By Cody Herrmann (Whetstone contributor)
The problem some students have had with the availability of tutors in the Academic Resource Center can be solved if more students use TutorTrac, the appointment program used by the ARC, staff from the ARC said.
“We need to utilize the resources we have,” said Matthew Tappan, a graduate assistant in the ARC.
Trying to get students to use TutorTrac more marks the first year of the new Coordinator of Tutoring and Writing Center, Jessica Pilewski.
Pilewski spent her years as an undergraduate studying creative writing, and then earned her master’s degree in composition. During that 6-year span, Pilewski also tutored, moving into an administration position overseeing other tutors.
She said she hoped to promote professionalism and responsibility in the student body.
“I want to create a positive environment in the ARC, one that will make students feel more comfortable about seeking help,” Pilewski said.
Pilewski wants to dramatically reduce the “walk-in” student.
Students who arrive without an appointment have had problems finding tutors available in the area they need help. Too many walk-ins often overwhelm the tutor who is available.
“Students need to know that they can’t get what they want at the last minute,” said senior Kasey Thompson, a math tutor.
Many students are unhappy with the new emphasis.
“The ARC should be casual and welcoming,” junior Zachary Lebeau said. “TutorTrac defeats the whole purpose.”
In his freshman year, Lebeau said the ARC was described as a place where students can go for help for anything, from a homework question to editing research papers.
“How do I know in advance if I’m going to need help on my homework?” Lebeau asked. “It’s frustrating that I have to make a formalized appointment for the slightest bit of help.”

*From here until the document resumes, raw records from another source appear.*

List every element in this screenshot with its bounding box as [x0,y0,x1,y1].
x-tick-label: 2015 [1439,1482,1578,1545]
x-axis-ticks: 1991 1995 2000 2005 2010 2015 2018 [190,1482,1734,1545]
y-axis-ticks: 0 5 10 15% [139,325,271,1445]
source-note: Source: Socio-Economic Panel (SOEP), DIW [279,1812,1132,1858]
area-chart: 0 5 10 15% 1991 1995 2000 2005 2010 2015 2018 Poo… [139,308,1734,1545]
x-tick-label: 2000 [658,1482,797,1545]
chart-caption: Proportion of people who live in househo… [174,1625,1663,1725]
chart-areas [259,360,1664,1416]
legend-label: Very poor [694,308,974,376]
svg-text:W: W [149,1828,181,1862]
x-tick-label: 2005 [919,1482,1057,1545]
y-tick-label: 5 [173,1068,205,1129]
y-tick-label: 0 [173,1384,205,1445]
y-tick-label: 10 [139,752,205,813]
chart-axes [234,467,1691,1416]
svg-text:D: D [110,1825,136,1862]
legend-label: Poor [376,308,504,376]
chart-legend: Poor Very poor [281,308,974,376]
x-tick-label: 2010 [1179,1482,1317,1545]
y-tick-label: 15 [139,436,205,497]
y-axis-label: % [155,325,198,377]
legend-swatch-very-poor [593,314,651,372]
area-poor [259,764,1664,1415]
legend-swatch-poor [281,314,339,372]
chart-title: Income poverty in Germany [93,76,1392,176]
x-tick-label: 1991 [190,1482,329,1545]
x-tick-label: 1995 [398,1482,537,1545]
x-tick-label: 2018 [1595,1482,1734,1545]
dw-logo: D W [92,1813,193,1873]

Pilewski said that walk-ins are not turned away if the tutor is available and qualified to help them.
In order to advertise the new system, tutors have visited classrooms and committees of tutors meet to discuss new strategies and advertising ideas. When no tutees are in the ARC for help, tutors will be able to post on social media sites such as Facebook and Twitter.
“Using social media will allow tutors to let other students know that they are there and available for help,” said junior Catherine Gross.
Tutors in the ARC hope word will spread and more people will begin to take advantage of TutorTrac.
“The freshmen have already been shown and taught how to use TutorTrac, so that’s a large part of the population already,” Pilewski said.